Extending Transient Plane Source-Based Measurements for the Accurate Determination of Thermal Transport Properties in Polymers

Licentiate thesis, 2024

The Transient Plane Source (TPS) method is widely used for measuring the thermal conductivity and thermal diffusivity of materials, including the apparent cross-plane thermal conductivity of films, which incorporates the influence of thermal contact resistance. However, to precisely determine the intrinsic cross-plane thermal conductivity of films, the measurement procedure should be refined to decouple thermal contact resistance. Additionally, the TPS method has been adapted into the Transient Plane Source Scanning (TPPS) method to directly measure the heat capacity. While effective for materials with a thermal conductivity exceeding 1 W/(mK), the TPPS method may underestimate the heat capacity of materials with a low conductivity, such as polymers.
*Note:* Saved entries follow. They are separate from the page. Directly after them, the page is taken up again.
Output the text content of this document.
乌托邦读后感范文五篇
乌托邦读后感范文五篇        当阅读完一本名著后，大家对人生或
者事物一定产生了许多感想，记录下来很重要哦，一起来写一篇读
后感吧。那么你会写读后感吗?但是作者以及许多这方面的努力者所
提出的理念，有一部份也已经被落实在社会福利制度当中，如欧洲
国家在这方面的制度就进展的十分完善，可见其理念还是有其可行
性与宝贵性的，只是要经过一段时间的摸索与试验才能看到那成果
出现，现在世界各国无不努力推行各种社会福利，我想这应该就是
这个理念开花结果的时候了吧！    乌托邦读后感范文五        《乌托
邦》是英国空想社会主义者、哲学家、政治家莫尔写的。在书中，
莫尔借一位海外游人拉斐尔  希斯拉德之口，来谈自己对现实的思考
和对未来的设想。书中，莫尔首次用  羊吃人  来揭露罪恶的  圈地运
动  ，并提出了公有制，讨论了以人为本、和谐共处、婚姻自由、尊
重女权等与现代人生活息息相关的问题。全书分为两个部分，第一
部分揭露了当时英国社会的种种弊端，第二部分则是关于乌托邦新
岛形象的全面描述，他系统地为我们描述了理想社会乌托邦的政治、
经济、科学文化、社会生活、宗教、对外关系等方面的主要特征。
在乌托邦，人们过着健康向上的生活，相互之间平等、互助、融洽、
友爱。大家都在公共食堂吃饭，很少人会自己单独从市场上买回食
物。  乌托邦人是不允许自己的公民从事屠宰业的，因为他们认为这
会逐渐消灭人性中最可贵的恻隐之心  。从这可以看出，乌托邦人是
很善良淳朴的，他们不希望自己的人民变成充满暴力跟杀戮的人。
This thesis addresses these issues in two parts:
First, it explores the application of TPS in determining the intrinsic thermal conductivity of film samples. Thermal contact resistance in the measurements was carefully analysed considering experimental conditions such as sample thickness, mounting force, and the use of thermal interface materials. Finally, an optimized TPS-based method was proposed, which considerably mitigates the thermal contact resistance and provides the precise determination of intrinsic cross-plane thermal conductivity in polymer films.
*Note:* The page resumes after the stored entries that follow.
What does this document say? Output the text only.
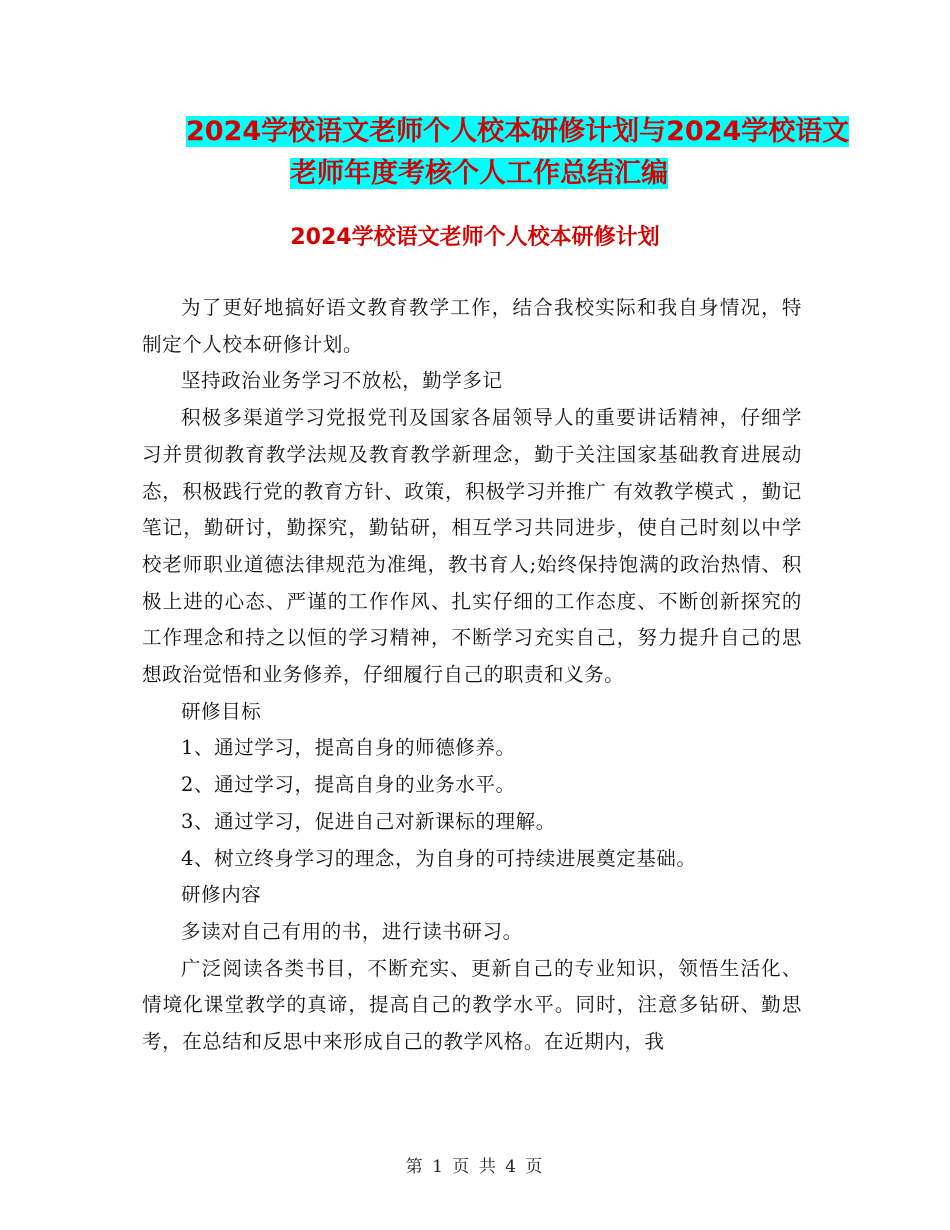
2024学校语文老师个人校本研修计划与2024学校语文
老师年度考核个人工作总结汇编
2024学校语文老师个人校本研修计划

为了更好地搞好语文教育教学工作，结合我校实际和我自身情况，特制定个人校本研修计划。

坚持政治业务学习不放松，勤学多记

积极多渠道学习党报党刊及国家各届领导人的重要讲话精神，仔细学习并贯彻教育教学法规及教育教学新理念，勤于关注国家基础教育进展动态，积极践行党的教育方针、政策，积极学习并推广 有效教学模式 ，勤记笔记，勤研讨，勤探究，勤钻研，相互学习共同进步，使自己时刻以中学校老师职业道德法律规范为准绳，教书育人;始终保持饱满的政治热情、积极上进的心态、严谨的工作作风、扎实仔细的工作态度、不断创新探究的工作理念和持之以恒的学习精神，不断学习充实自己，努力提升自己的思想政治觉悟和业务修养，仔细履行自己的职责和义务。

研修目标

1、通过学习，提高自身的师德修养。

2、通过学习，提高自身的业务水平。

3、通过学习，促进自己对新课标的理解。

4、树立终身学习的理念，为自身的可持续进展奠定基础。

研修内容

多读对自己有用的书，进行读书研习。

广泛阅读各类书目，不断充实、更新自己的专业知识，领悟生活化、情境化课堂教学的真谛，提高自己的教学水平。同时，注意多钻研、勤思考，在总结和反思中来形成自己的教学风格。在近期内，我

第 1 页 共 4 页
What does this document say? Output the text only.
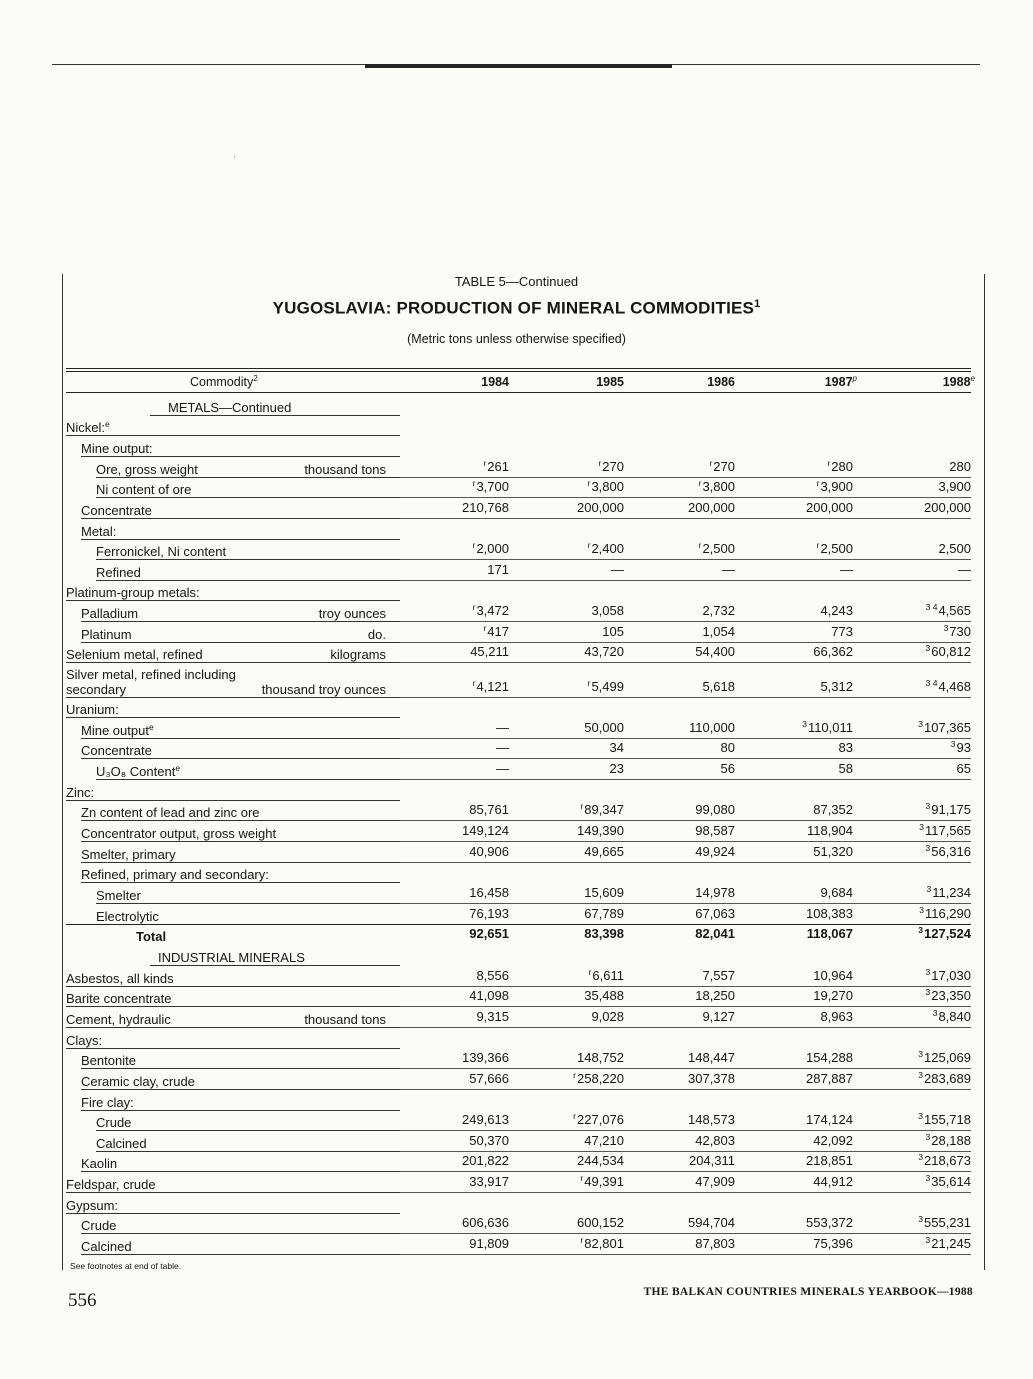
'
TABLE 5—Continued
YUGOSLAVIA: PRODUCTION OF MINERAL COMMODITIES$^1$
(Metric tons unless otherwise specified)
Commodity$^2$	1984	1985	1986	1987$^p$	1988e
METALS—Continued
Nickel:$^e$
Mine output:
Ore, gross weight	thousand tons	$^r$261	$^r$270	$^r$270	$^r$280	280
Ni content of ore	$^r$3,700	$^r$3,800	$^r$3,800	$^r$3,900	3,900
Concentrate	210,768	200,000	200,000	200,000	200,000
Metal:
Ferronickel, Ni content	$^r$2,000	$^r$2,400	$^r$2,500	$^r$2,500	2,500
Refined	171	—	—	—	—
Platinum-group metals:
Palladium	troy ounces	$^r$3,472	3,058	2,732	4,243	$^{3 4}$4,565
Platinum	do.	$^r$417	105	1,054	773	$^3$730
Selenium metal, refined	kilograms	45,211	43,720	54,400	66,362	$^3$60,812
Silver metal, refined including
secondary	thousand troy ounces	$^r$4,121	$^r$5,499	5,618	5,312	$^{3 4}$4,468
Uranium:
Mine output$^e$	—	50,000	110,000	$^3$110,011	$^3$107,365
Concentrate	—	34	80	83	$^3$93
U₃O₈ Content$^e$	—	23	56	58	65
Zinc:
Zn content of lead and zinc ore	85,761	$^r$89,347	99,080	87,352	$^3$91,175
Concentrator output, gross weight	149,124	149,390	98,587	118,904	$^3$117,565
Smelter, primary	40,906	49,665	49,924	51,320	$^3$56,316
Refined, primary and secondary:
Smelter	16,458	15,609	14,978	9,684	$^3$11,234
Electrolytic	76,193	67,789	67,063	108,383	$^3$116,290
Total	92,651	83,398	82,041	118,067	$^3$127,524
INDUSTRIAL MINERALS
Asbestos, all kinds	8,556	$^r$6,611	7,557	10,964	$^3$17,030
Barite concentrate	41,098	35,488	18,250	19,270	$^3$23,350
Cement, hydraulic	thousand tons	9,315	9,028	9,127	8,963	$^3$8,840
Clays:
Bentonite	139,366	148,752	148,447	154,288	$^3$125,069
Ceramic clay, crude	57,666	$^r$258,220	307,378	287,887	$^3$283,689
Fire clay:
Crude	249,613	$^r$227,076	148,573	174,124	$^3$155,718
Calcined	50,370	47,210	42,803	42,092	$^3$28,188
Kaolin	201,822	244,534	204,311	218,851	$^3$218,673
Feldspar, crude	33,917	$^r$49,391	47,909	44,912	$^3$35,614
Gypsum:
Crude	606,636	600,152	594,704	553,372	$^3$555,231
Calcined	91,809	$^r$82,801	87,803	75,396	$^3$21,245
See footnotes at end of table.
556	THE BALKAN COUNTRIES MINERALS YEARBOOK—1988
Second, this thesis utilizes a finite-element numerical model to investigate the TPPS method for heat capacity measurement. Unlike conventional numerical models that require preset material properties, several key material properties in our model were tuned using experimental data. This enables the model to accurately simulate the experimental process. Consequently, the model provides correct heat capacity determinations for samples across a spectrum of thermal conductivities.